After escaping under fire during the fall of Saigon in April 1975, I didn’t realize I had suffered ear damage during the North Vietnamese shelling of the city. I’d been holed up with two of my communicators in our office at the northern edge of Saigon, and we were severely shelled, first with rockets, then with artillery. I discovered the failing when I attended a performance by the Shakespeare Theatre in the Kennedy Center Opera House. I was annoyed that I couldn’t understand what the actors were saying. I had my binoculars with me, and I discovered that when I could see the mouths of the actors, I could understand them—I was reading lips.

I subsequently had my hearing tested and found out that I was partially deaf. As a result, I got hearing aids, which I’ve worn ever since. But I find that even when I’m wearing them, I can’t understand other speakers if I cannot see their mouths while they’re talking.
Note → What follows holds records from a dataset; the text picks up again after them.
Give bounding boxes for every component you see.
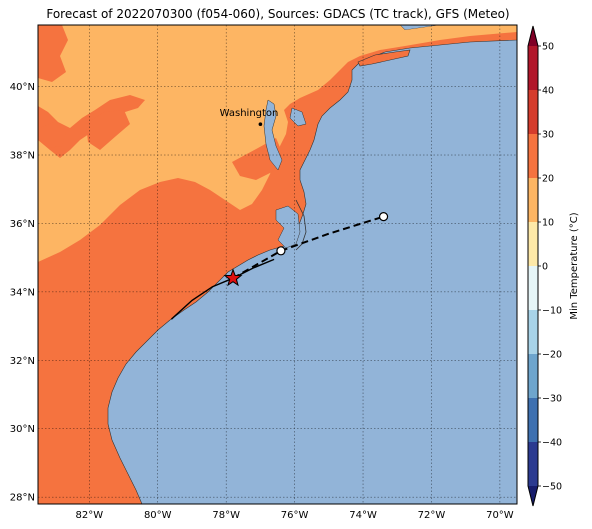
- colorbar-tick-label: −50: [542, 482, 562, 493]
- forecast-point: [378, 212, 389, 222]
- outer-banks: [295, 199, 307, 251]
- lat-tick-label: 34°N: [10, 287, 35, 298]
- forecast-point: [276, 246, 286, 256]
- colorbar-tick-label: −30: [542, 394, 562, 405]
- lat-tick-label: 36°N: [10, 219, 35, 230]
- colorbar-band: [528, 310, 538, 355]
- colorbar-band: [528, 46, 538, 91]
- colorbar-band: [528, 442, 538, 487]
- colorbar-band: [528, 90, 538, 135]
- forecast-track-line: [232, 215, 384, 280]
- grid-lines: [38, 25, 517, 504]
- colorbar-tick-label: −20: [542, 350, 562, 361]
- past-track-line: [170, 258, 275, 320]
- lon-tick-label: 74°W: [349, 510, 377, 521]
- forecast-points: [276, 212, 389, 256]
- lon-tick-label: 70°W: [486, 510, 514, 521]
- lat-tick-label: 38°N: [10, 151, 35, 162]
- lon-tick-label: 82°W: [76, 510, 104, 521]
- map-panel: Washington 82°W 80°W 78°W 76°W 74°W 72°W 70°W …: [10, 24, 518, 521]
- pamlico-sound: [275, 205, 301, 249]
- lat-tick-label: 28°N: [10, 493, 35, 504]
- warm-patch-center: [86, 110, 130, 150]
- colorbar-label: Min Temperature (°C): [569, 212, 580, 319]
- lat-tick-label: 40°N: [10, 82, 35, 93]
- washington-marker: [258, 122, 263, 127]
- colorbar-band: [528, 134, 538, 179]
- figure-title: Forecast of 2022070300 (f054-060), Sourc…: [46, 7, 509, 21]
- warm-patch-west: [40, 122, 66, 148]
- chesapeake-bay: [263, 99, 283, 171]
- long-island: [357, 49, 411, 67]
- lon-tick-label: 72°W: [418, 510, 446, 521]
- washington-label: Washington: [220, 108, 279, 119]
- lat-tick-label: 32°N: [10, 356, 35, 367]
- colorbar-band: [528, 178, 538, 223]
- colorbar-bottom-extend: [528, 486, 538, 506]
- lon-tick-labels: 82°W 80°W 78°W 76°W 74°W 72°W 70°W: [76, 510, 514, 521]
- lon-tick-label: 80°W: [144, 510, 172, 521]
- map-frame: [37, 24, 518, 505]
- colorbar-tick-label: 50: [542, 42, 554, 53]
- colorbar-tick-label: 10: [542, 218, 554, 229]
- lon-tick-label: 78°W: [212, 510, 240, 521]
- colorbar-band: [528, 398, 538, 443]
- colorbar-band: [528, 222, 538, 267]
- storm-position-star-icon: [223, 268, 243, 287]
- colorbar-tick-label: −10: [542, 306, 562, 317]
- colorbar-band: [528, 266, 538, 311]
- colorbar-top-extend: [528, 26, 538, 46]
- colorbar-tick-label: 0: [542, 262, 548, 273]
- lon-tick-label: 76°W: [281, 510, 309, 521]
- colorbar-ticks: 50 40 30 20 10 0 −10 −20 −30 −40 −50: [538, 42, 562, 493]
- delaware-bay: [289, 107, 307, 127]
- colorbar-tick-label: 40: [542, 86, 554, 97]
- colorbar-tick-label: 30: [542, 130, 554, 141]
- colorbar-tick-label: 20: [542, 174, 554, 185]
- colorbar-band: [528, 354, 538, 399]
- lat-tick-label: 30°N: [10, 424, 35, 435]
- colorbar: 50 40 30 20 10 0 −10 −20 −30 −40 −50 Min Temperatu…: [527, 25, 580, 507]
- warm-patch-north: [38, 25, 68, 82]
- colorbar-bands: [528, 26, 538, 506]
- lat-tick-labels: 28°N 30°N 32°N 34°N 36°N 38°N 40°N: [10, 82, 35, 504]
- colorbar-tick-label: −40: [542, 438, 562, 449]
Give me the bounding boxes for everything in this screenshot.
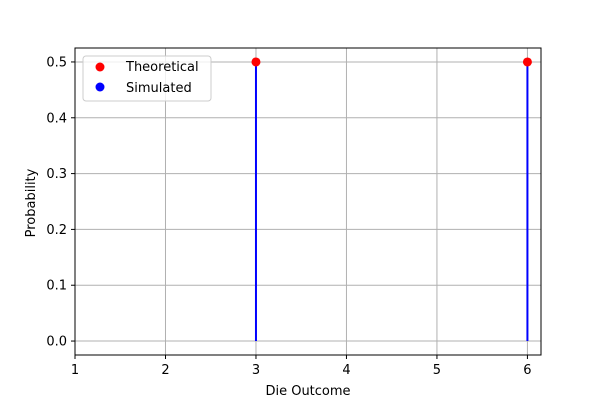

That was not much of a problem until the onset of the coronavirus pandemic in 2020. Then everyone took to wearing masks to protect themselves and others from infection. I discovered, not too surprisingly, that when people had their mouths covered, I couldn’t understand what they were saying. I was forever asking them to repeat, slowly and loudly, until I could make out their words.

As I have aged, my hearing loss has become more pronounced. But it’s somewhat less bothersome now because people expect elders to be hard of hearing. They often speak slowly, distinctly, and loudly without ever being asked.

My deafness is both a curse and a blessing. I often fail to hear what others hear and end up looking foolish. On the other hand, I’m spared annoying noises that used to irritate me.

Sometimes, even failings have a benefit.